Saturday, September 13, 2003
R  O O T S


New hue
Deepti

AGGRESSION started life as a military term in the seventeenth century, meaning ‘an unprovoked attack.’ The root is the Latin verb aggressare, meaning to launch an unprovoked attack. Aggressare itself developed from aggredi (to attack), made up of ad- (towards) and gradi (walk or proceed). Aggression or aggressive have invariably referred to the practice of picking a fight, whether in the playground or as a global strategy. So, when and why did aggression become a good thing, with employers desperate to recruit aggressive staff and managers winning promotions for aggressive marketing? Psychoanalysis is the discipline that took the negative away from aggression. To begin with, Freud always treated aggression as a negative trait. But his disciple Alfred Adler was unhappy with Freud’s stress on sex and sought to invert his hypotheses. Hence, Adler developed the idea of aggressionstrieb, the aggression drive. This refers to self-assertion and the desire to achieve. This positive label was soon picked up and aggression became a key term among the marketing gurus as a synonym for enterprising or energetic. In 1930, the adjective was first used in this sense in an advertisement in a Vancouver newspaper, asking for an ‘aggressive clothing salesman’.

 


Deny, the verb, comes from the Latin denegare made up of de- (formally) and negare (say no) giving the meaning ‘state one’s refusal to admit the truth or existence of’. This verb led to the noun denial, the action of declaring something to be untrue. Today, it has become an important item in the lexicon of the psychiatrist. And, politicians like Bill Clinton who simply denied accusations earlier are said to be ‘in denial’. This denial is a refusal to admit or acknowledge an unacceptable truth or emotion or to admit it into consciousness: as a defence mechanism. Freud identified denial as one of the ‘ego-defence mechanisms’ in The Psychology of Everyday Life, written at the turn of the Twentieth century.

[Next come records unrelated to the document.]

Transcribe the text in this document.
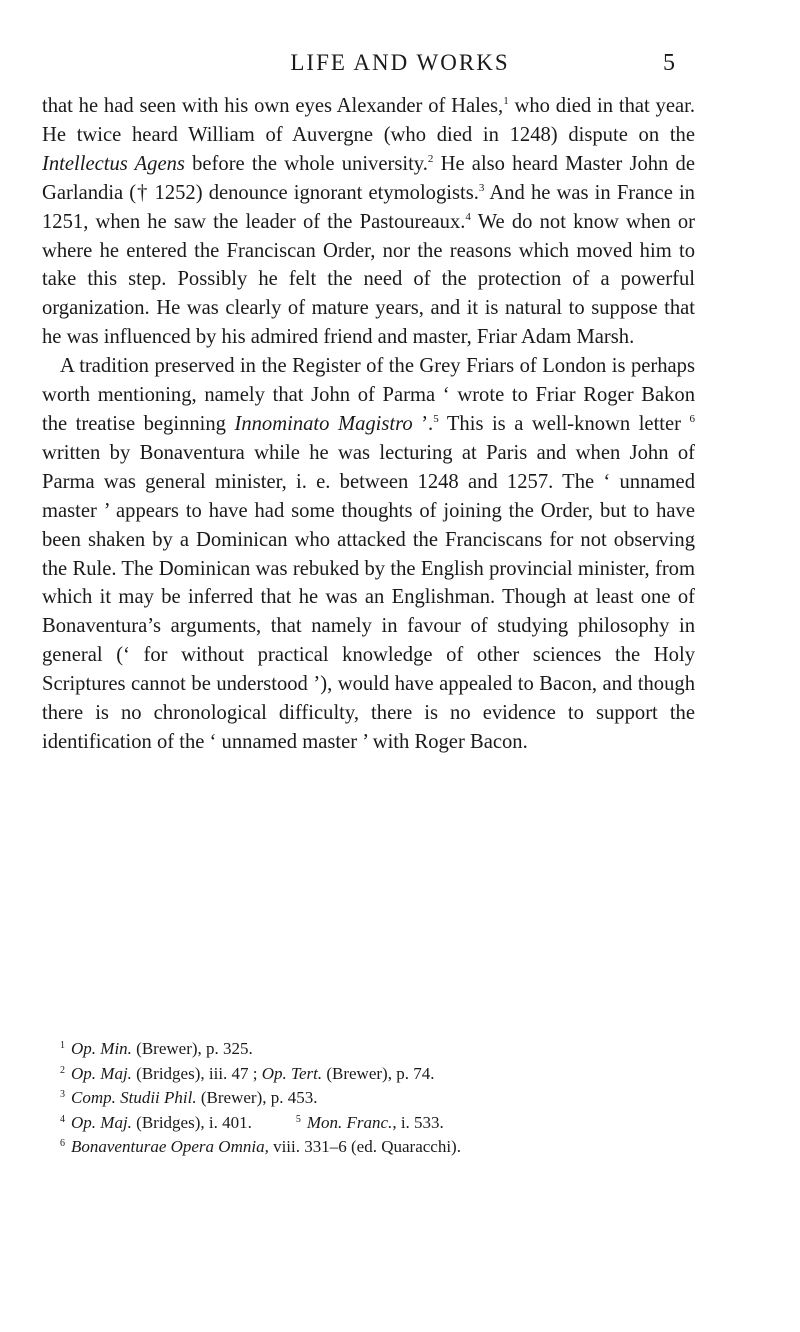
LIFE AND WORKS	5

that he had seen with his own eyes Alexander of Hales,$^1$ who died in that year. He twice heard William of Auvergne (who died in 1248) dispute on the Intellectus Agens before the whole university.$^2$ He also heard Master John de Garlandia († 1252) denounce ignorant etymologists.$^3$ And he was in France in 1251, when he saw the leader of the Pastoureaux.$^4$ We do not know when or where he entered the Franciscan Order, nor the reasons which moved him to take this step. Possibly he felt the need of the protection of a powerful organization. He was clearly of mature years, and it is natural to suppose that he was influenced by his admired friend and master, Friar Adam Marsh.

A tradition preserved in the Register of the Grey Friars of London is perhaps worth mentioning, namely that John of Parma ‘ wrote to Friar Roger Bakon the treatise beginning Innominato Magistro ’.$^5$ This is a well-known letter $^6$ written by Bonaventura while he was lecturing at Paris and when John of Parma was general minister, i. e. between 1248 and 1257. The ‘ unnamed master ’ appears to have had some thoughts of joining the Order, but to have been shaken by a Dominican who attacked the Franciscans for not observing the Rule. The Dominican was rebuked by the English provincial minister, from which it may be inferred that he was an Englishman. Though at least one of Bonaventura’s arguments, that namely in favour of studying philosophy in general (‘ for without practical knowledge of other sciences the Holy Scriptures cannot be understood ’), would have appealed to Bacon, and though there is no chronological difficulty, there is no evidence to support the identification of the ‘ unnamed master ’ with Roger Bacon.

$^1$ Op. Min. (Brewer), p. 325.

$^2$ Op. Maj. (Bridges), iii. 47 ; Op. Tert. (Brewer), p. 74.

$^3$ Comp. Studii Phil. (Brewer), p. 453.

$^4$ Op. Maj. (Bridges), i. 401.	$^5$ Mon. Franc., i. 533.

$^6$ Bonaventurae Opera Omnia, viii. 331–6 (ed. Quaracchi).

Pall-mall was a Seventeenth century sport that involved whacking a boxwood ball towards an iron ring suspended high above the ground. John Morrish calls it ‘a kind of aerial golf’. In order to avoid injuring anyone, it was played in a long alley bordered by trees, an alley that came to be called a ‘mall’. These leafy avenues became places for the fashionable to promenade, so much so that one such tree-bordered walk in St. James Park was named The Mall. Every hill-station that was a British haunt has a mall road. Today, mall has taken on another sense: an enclosed, traffic-free shopping centre, including cinemas and eating joints. And, the participants of this ‘mall-culture’? Mall-rats or mallies (slang) who create mall-jams when they window shop!

Tap-root

Prabhu came to Hindi from Sanskrit. Hindi uses it as a noun for the Almighty. In Sanskrit it was used as an adjective, meaning greater than or powerful. In the Vedic texts, prabhu is used for wealthy, strong, greater or powerful. It has also been used for swami or raja. In the sense of swami, it came to be applied to surya, agni, Shiva and Vishnu. By and by, any God came to be called prabhu and once Hindi came to use it for God in general, the sense stuck. Bhagwan is derived from the Sanskrit bhagwat, which is an adjective meaning fortunate, often tagged onto the names of the gods. In Hindi, bhagwan followed the same trajectory as prabhu and became a general term for the Almighty.